[Mother Carey’s Chicken by George Manville Fenn]@TWC D-Link book
Mother Carey’s Chicken

CHAPTER FIVE
4/16

"Stop a minute, Mr Gregory, my dog will smell him out." "Bravo, boy!" cried the first-mate, as Bruff was set down, no light-weight, on the stowed-in cargo.

"Good dog, then!" "Hush!" cried Mark, whose heart was beating painfully.
"Silence there!" cried Mr Small.
"Now, Bruff, old boy, listen." There was utter silence for quite a minute, and then, as the chill of dread deepened, and it seemed as if the hidden man had fainted, the moaning arose once more, but certainly more feebly.
Mark was kneeling and holding Bruff with a hand on each side of the collar, and as the piteous moan arose the dog uttered a sharp bark.
"Good dog, then! Find him, boy!" cried Mark; and as the moaning continued, the dog went scuffling and scratching over the cargo, snuffing here and there, and uttering a bark from time to time.
"No, no, not there," cried the second-mate.
"Let the dog be," said the first; and the result was that Bruff suddenly stopped a dozen yards away from them toward the forecastle, and began scratching and barking loudly.
"It can't be there," said Small, creeping over the packages till he was beside the dog, and then quieting him as he listened.

"Yes; it is!" he cried.

"You can hear him as plain as plain." The first-mate came to his side, and confirmed the assertion; the second-mate endorsed his brother officer's opinion; and now began the terrible task of dragging out the closely fitted-in lading of the ship, so as to work right down to where the poor wretch had concealed himself.
It seemed to Mark's uninitiated eyes to be a task which would take days, but the men set-to with willing hands under the first-mate's guidance, and package after package was hauled out by main force, and sent on to the deck above, till quite a cutting was formed through the cargo.
Every now and then the work was stopped for one of the officers to listen, and make sure that they were working in the right direction, and this precaution was not without its results in the saving of labour, for the faint moanings, more plainly heard now that a portion of the cargo was removed, seemed to be a little more to their right.
Mark Strong's first sensation, after the dog had thoroughly localised the place of the man's imprisonment, was a desire to go right away, to get off the ship and go ashore, where he could be beyond hearing of those terrible moans; but directly after he found himself thinking that it would be very cowardly, worse still that the chief mate and this Mr Morgan would look upon him as being girlish.

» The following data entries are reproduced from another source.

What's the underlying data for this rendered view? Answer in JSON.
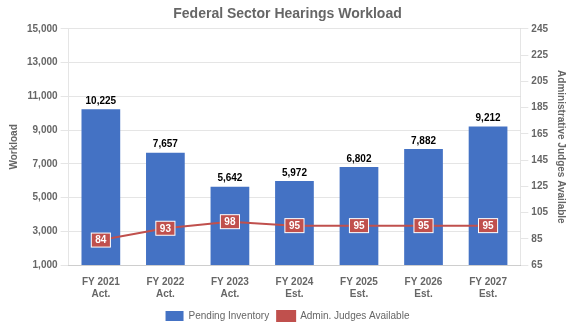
{
  "chart_data": {
    "type": "bar",
    "title": "Federal Sector Hearings Workload",
    "categories": [
      "FY 2021\nAct.",
      "FY 2022\nAct.",
      "FY 2023\nAct.",
      "FY 2024\nEst.",
      "FY 2025\nEst.",
      "FY 2026\nEst.",
      "FY 2027\nEst."
    ],
    "series": [
      {
        "name": "Pending Inventory",
        "type": "bar",
        "color": "#4472C4",
        "values": [
          10225,
          7657,
          5642,
          5972,
          6802,
          7882,
          9212
        ],
        "value_labels": [
          "10,225",
          "7,657",
          "5,642",
          "5,972",
          "6,802",
          "7,882",
          "9,212"
        ]
      },
      {
        "name": "Admin. Judges Available",
        "type": "line",
        "color": "#C0504D",
        "axis": "y2",
        "marker": "square",
        "values": [
          84,
          93,
          98,
          95,
          95,
          95,
          95
        ]
      }
    ],
    "ylabel": "Workload",
    "y2label": "Administrative Judges Available",
    "ylim": [
      1000,
      15000
    ],
    "yticks": [
      {
        "value": 1000,
        "label": "1,000"
      },
      {
        "value": 3000,
        "label": "3,000"
      },
      {
        "value": 5000,
        "label": "5,000"
      },
      {
        "value": 7000,
        "label": "7,000"
      },
      {
        "value": 9000,
        "label": "9,000"
      },
      {
        "value": 11000,
        "label": "11,000"
      },
      {
        "value": 13000,
        "label": "13,000"
      },
      {
        "value": 15000,
        "label": "15,000"
      }
    ],
    "y2lim": [
      65,
      245
    ],
    "y2ticks": [
      65,
      85,
      105,
      125,
      145,
      165,
      185,
      205,
      225,
      245
    ],
    "grid": true,
    "data_labels": true,
    "legend": "bottom"
  }
}
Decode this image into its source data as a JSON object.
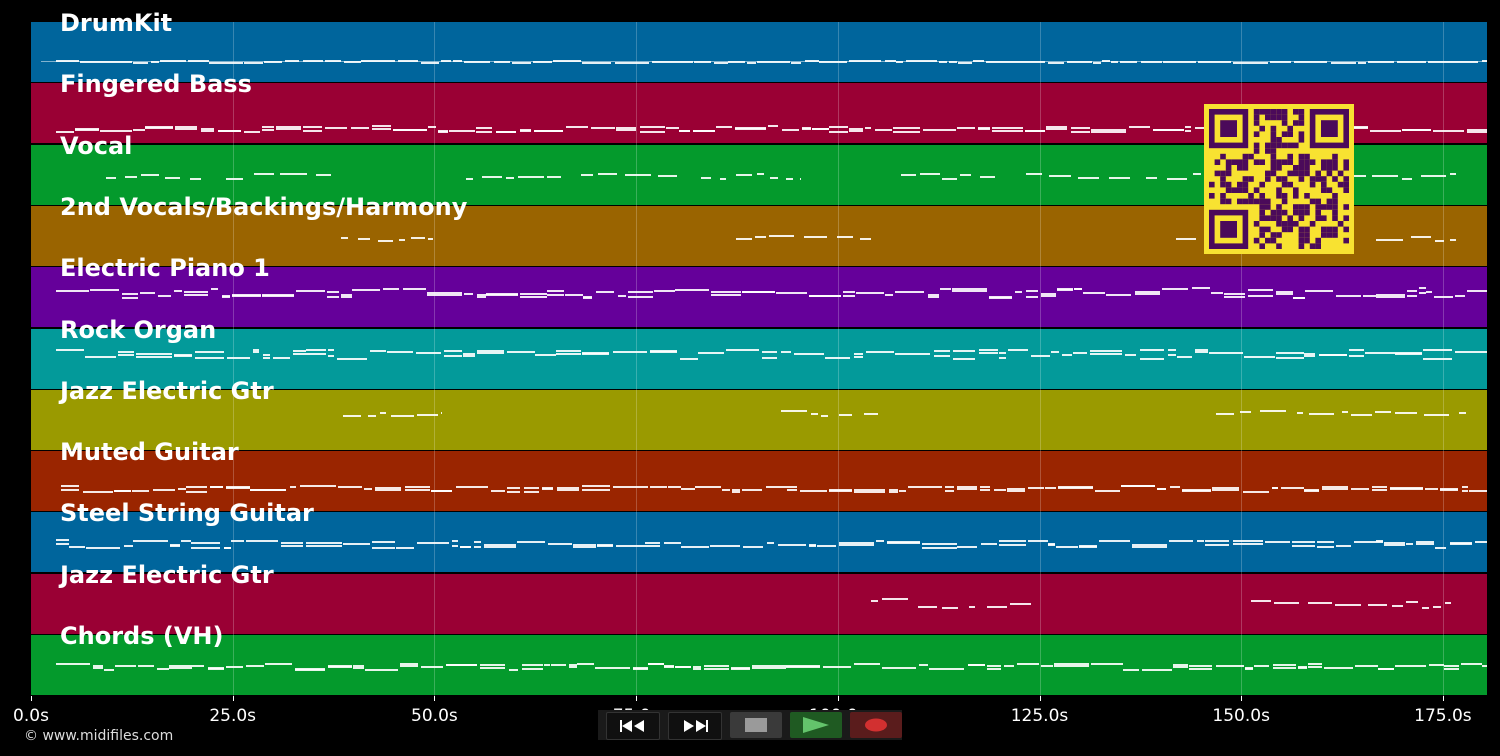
{
  "time_axis": {
    "ticks": [
      "0.0s",
      "25.0s",
      "50.0s",
      "75.0s",
      "100.0s",
      "125.0s",
      "150.0s",
      "175.0s"
    ]
  },
  "tracks": [
    {
      "name": "DrumKit",
      "color": "#00659c"
    },
    {
      "name": "Fingered Bass",
      "color": "#9a0034"
    },
    {
      "name": "Vocal",
      "color": "#049a2c"
    },
    {
      "name": "2nd Vocals/Backings/Harmony",
      "color": "#9a6400"
    },
    {
      "name": "Electric Piano 1",
      "color": "#65009a"
    },
    {
      "name": "Rock Organ",
      "color": "#039a9a"
    },
    {
      "name": "Jazz Electric Gtr",
      "color": "#9a9a00"
    },
    {
      "name": "Muted Guitar",
      "color": "#9a2500"
    },
    {
      "name": "Steel String Guitar",
      "color": "#00659c"
    },
    {
      "name": "Jazz Electric Gtr",
      "color": "#9a0034"
    },
    {
      "name": "Chords (VH)",
      "color": "#049a2c"
    }
  ],
  "footer": {
    "copyright": "© www.midifiles.com"
  },
  "transport": {
    "rewind_icon": "rewind-icon",
    "fast_forward_icon": "fast-forward-icon",
    "stop_icon": "stop-icon",
    "play_icon": "play-icon",
    "record_icon": "record-icon"
  },
  "qr_code": {
    "color": "#f8e231",
    "module_color": "#4b0a5a"
  }
}
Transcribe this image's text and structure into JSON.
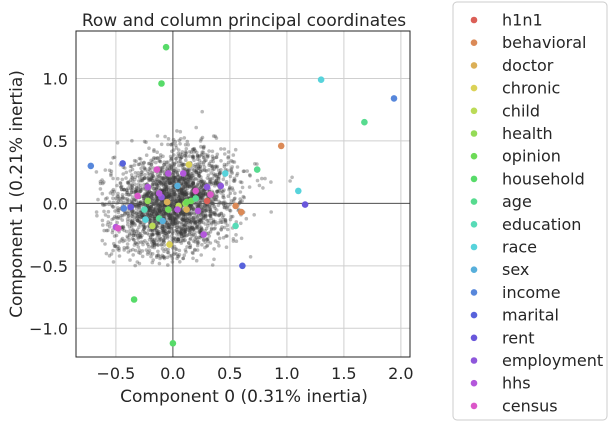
{
  "chart_data": {
    "type": "scatter",
    "title": "Row and column principal coordinates",
    "xlabel": "Component 0 (0.31% inertia)",
    "ylabel": "Component 1 (0.21% inertia)",
    "xlim": [
      -0.85,
      2.08
    ],
    "ylim": [
      -1.23,
      1.38
    ],
    "x_ticks": [
      -0.5,
      0.0,
      0.5,
      1.0,
      1.5,
      2.0
    ],
    "x_tick_labels": [
      "−0.5",
      "0.0",
      "0.5",
      "1.0",
      "1.5",
      "2.0"
    ],
    "y_ticks": [
      -1.0,
      -0.5,
      0.0,
      0.5,
      1.0
    ],
    "y_tick_labels": [
      "−1.0",
      "−0.5",
      "0.0",
      "0.5",
      "1.0"
    ],
    "grid": true,
    "origin_lines": true,
    "legend_placement": "outside-right",
    "row_points": {
      "description_color": "#3a3a3a",
      "cloud_center": [
        0.0,
        0.0
      ],
      "cloud_x_range": [
        -0.7,
        1.2
      ],
      "cloud_y_range": [
        -0.5,
        0.85
      ]
    },
    "series": [
      {
        "name": "h1n1",
        "color": "#db5f57",
        "points": [
          [
            0.3,
            0.02
          ]
        ]
      },
      {
        "name": "behavioral",
        "color": "#db8a57",
        "points": [
          [
            0.95,
            0.46
          ],
          [
            0.6,
            -0.07
          ],
          [
            0.55,
            -0.02
          ]
        ]
      },
      {
        "name": "doctor",
        "color": "#dbaf57",
        "points": [
          [
            0.12,
            -0.05
          ],
          [
            -0.05,
            0.01
          ]
        ]
      },
      {
        "name": "chronic",
        "color": "#dbd257",
        "points": [
          [
            0.14,
            0.31
          ],
          [
            -0.03,
            -0.33
          ]
        ]
      },
      {
        "name": "child",
        "color": "#bbdb57",
        "points": [
          [
            -0.18,
            -0.18
          ],
          [
            0.05,
            -0.02
          ]
        ]
      },
      {
        "name": "health",
        "color": "#94db57",
        "points": [
          [
            -0.22,
            0.02
          ],
          [
            0.11,
            0.0
          ]
        ]
      },
      {
        "name": "opinion",
        "color": "#6ddb57",
        "points": [
          [
            0.12,
            0.01
          ],
          [
            -0.04,
            -0.05
          ],
          [
            0.16,
            0.02
          ],
          [
            0.22,
            -0.06
          ]
        ]
      },
      {
        "name": "household",
        "color": "#57db69",
        "points": [
          [
            -0.06,
            1.25
          ],
          [
            -0.1,
            0.96
          ],
          [
            -0.34,
            -0.77
          ],
          [
            0.0,
            -1.12
          ]
        ]
      },
      {
        "name": "age",
        "color": "#57db8f",
        "points": [
          [
            0.74,
            0.27
          ],
          [
            1.68,
            0.65
          ],
          [
            -0.12,
            -0.12
          ],
          [
            0.2,
            0.04
          ]
        ]
      },
      {
        "name": "education",
        "color": "#57dbb7",
        "points": [
          [
            0.55,
            -0.18
          ],
          [
            -0.25,
            -0.05
          ]
        ]
      },
      {
        "name": "race",
        "color": "#57d3db",
        "points": [
          [
            1.3,
            0.99
          ],
          [
            1.1,
            0.1
          ],
          [
            -0.24,
            -0.13
          ],
          [
            0.46,
            0.24
          ]
        ]
      },
      {
        "name": "sex",
        "color": "#57afdb",
        "points": [
          [
            0.04,
            0.14
          ],
          [
            -0.09,
            -0.14
          ]
        ]
      },
      {
        "name": "income",
        "color": "#5787db",
        "points": [
          [
            1.94,
            0.84
          ],
          [
            -0.72,
            0.3
          ],
          [
            -0.43,
            -0.04
          ]
        ]
      },
      {
        "name": "marital",
        "color": "#5762db",
        "points": [
          [
            -0.44,
            0.32
          ],
          [
            0.61,
            -0.5
          ]
        ]
      },
      {
        "name": "rent",
        "color": "#6957db",
        "points": [
          [
            1.16,
            -0.01
          ],
          [
            -0.37,
            -0.03
          ]
        ]
      },
      {
        "name": "employment",
        "color": "#8e57db",
        "points": [
          [
            -0.1,
            0.05
          ],
          [
            0.3,
            0.13
          ],
          [
            0.42,
            0.14
          ]
        ]
      },
      {
        "name": "hhs",
        "color": "#b357db",
        "points": [
          [
            -0.5,
            -0.19
          ],
          [
            -0.22,
            0.13
          ],
          [
            0.22,
            -0.06
          ],
          [
            -0.12,
            0.08
          ],
          [
            0.04,
            -0.05
          ],
          [
            0.27,
            -0.25
          ],
          [
            -0.04,
            0.24
          ],
          [
            0.09,
            0.24
          ]
        ]
      },
      {
        "name": "census",
        "color": "#db57c9",
        "points": [
          [
            -0.14,
            0.27
          ],
          [
            0.2,
            0.1
          ],
          [
            -0.31,
            0.06
          ],
          [
            0.33,
            0.07
          ],
          [
            -0.48,
            -0.2
          ]
        ]
      }
    ]
  }
}
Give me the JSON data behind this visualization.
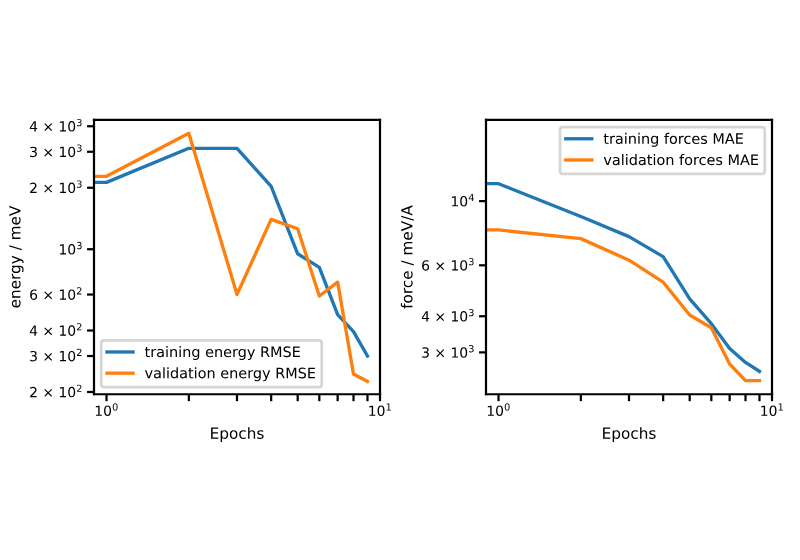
{
  "chart_data": [
    {
      "type": "line",
      "xlabel": "Epochs",
      "ylabel": "energy / meV",
      "log": "xy",
      "grid": false,
      "legend": "bottom left",
      "marker": "none",
      "line_style": "solid",
      "x": [
        0.9,
        1,
        2,
        3,
        4,
        5,
        6,
        7,
        8,
        9
      ],
      "xlim": [
        0.9,
        10
      ],
      "xticks": [
        {
          "value": 1,
          "label": "10$^{0}$"
        },
        {
          "value": 2,
          "label": null
        },
        {
          "value": 3,
          "label": null
        },
        {
          "value": 4,
          "label": null
        },
        {
          "value": 5,
          "label": null
        },
        {
          "value": 6,
          "label": null
        },
        {
          "value": 7,
          "label": null
        },
        {
          "value": 8,
          "label": null
        },
        {
          "value": 9,
          "label": null
        },
        {
          "value": 10,
          "label": "10$^{1}$"
        }
      ],
      "ylim": [
        195,
        4300
      ],
      "yticks": [
        {
          "value": 200,
          "label": "2 × 10$^{2}$"
        },
        {
          "value": 300,
          "label": "3 × 10$^{2}$"
        },
        {
          "value": 400,
          "label": "4 × 10$^{2}$"
        },
        {
          "value": 600,
          "label": "6 × 10$^{2}$"
        },
        {
          "value": 1000,
          "label": "10$^{3}$"
        },
        {
          "value": 2000,
          "label": "2 × 10$^{3}$"
        },
        {
          "value": 3000,
          "label": "3 × 10$^{3}$"
        },
        {
          "value": 4000,
          "label": "4 × 10$^{3}$"
        }
      ],
      "series": [
        {
          "name": "training energy RMSE",
          "color": "#1f77b4",
          "values": [
            2125,
            2125,
            3120,
            3120,
            2030,
            950,
            815,
            478,
            395,
            300
          ]
        },
        {
          "name": "validation energy RMSE",
          "color": "#ff7f0e",
          "values": [
            2275,
            2275,
            3700,
            600,
            1400,
            1260,
            590,
            690,
            245,
            225
          ]
        }
      ]
    },
    {
      "type": "line",
      "xlabel": "Epochs",
      "ylabel": "force / meV/A",
      "log": "xy",
      "grid": false,
      "legend": "top right",
      "marker": "none",
      "line_style": "solid",
      "x": [
        0.9,
        1,
        2,
        3,
        4,
        5,
        6,
        7,
        8,
        9
      ],
      "xlim": [
        0.9,
        10
      ],
      "xticks": [
        {
          "value": 1,
          "label": "10$^{0}$"
        },
        {
          "value": 2,
          "label": null
        },
        {
          "value": 3,
          "label": null
        },
        {
          "value": 4,
          "label": null
        },
        {
          "value": 5,
          "label": null
        },
        {
          "value": 6,
          "label": null
        },
        {
          "value": 7,
          "label": null
        },
        {
          "value": 8,
          "label": null
        },
        {
          "value": 9,
          "label": null
        },
        {
          "value": 10,
          "label": "10$^{1}$"
        }
      ],
      "ylim": [
        2150,
        19100
      ],
      "yticks": [
        {
          "value": 3000,
          "label": "3 × 10$^{3}$"
        },
        {
          "value": 4000,
          "label": "4 × 10$^{3}$"
        },
        {
          "value": 6000,
          "label": "6 × 10$^{3}$"
        },
        {
          "value": 10000,
          "label": "10$^{4}$"
        }
      ],
      "series": [
        {
          "name": "training forces MAE",
          "color": "#1f77b4",
          "values": [
            11490,
            11490,
            8850,
            7540,
            6430,
            4590,
            3770,
            3095,
            2770,
            2580
          ]
        },
        {
          "name": "validation forces MAE",
          "color": "#ff7f0e",
          "values": [
            7950,
            7950,
            7420,
            6250,
            5245,
            4040,
            3650,
            2735,
            2395,
            2395
          ]
        }
      ]
    }
  ]
}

The result was that he crept along over the top of the cargo on his hands and knees to just beyond the place where the men were working, and seating himself there, with Bruff between his legs, he watched the progress of the search.
It was a curious experience to a lad fresh from school, and the aspect of the place added to the horror of knowing that a fellow-creature was perhaps dying by inches beneath the sailors' feet.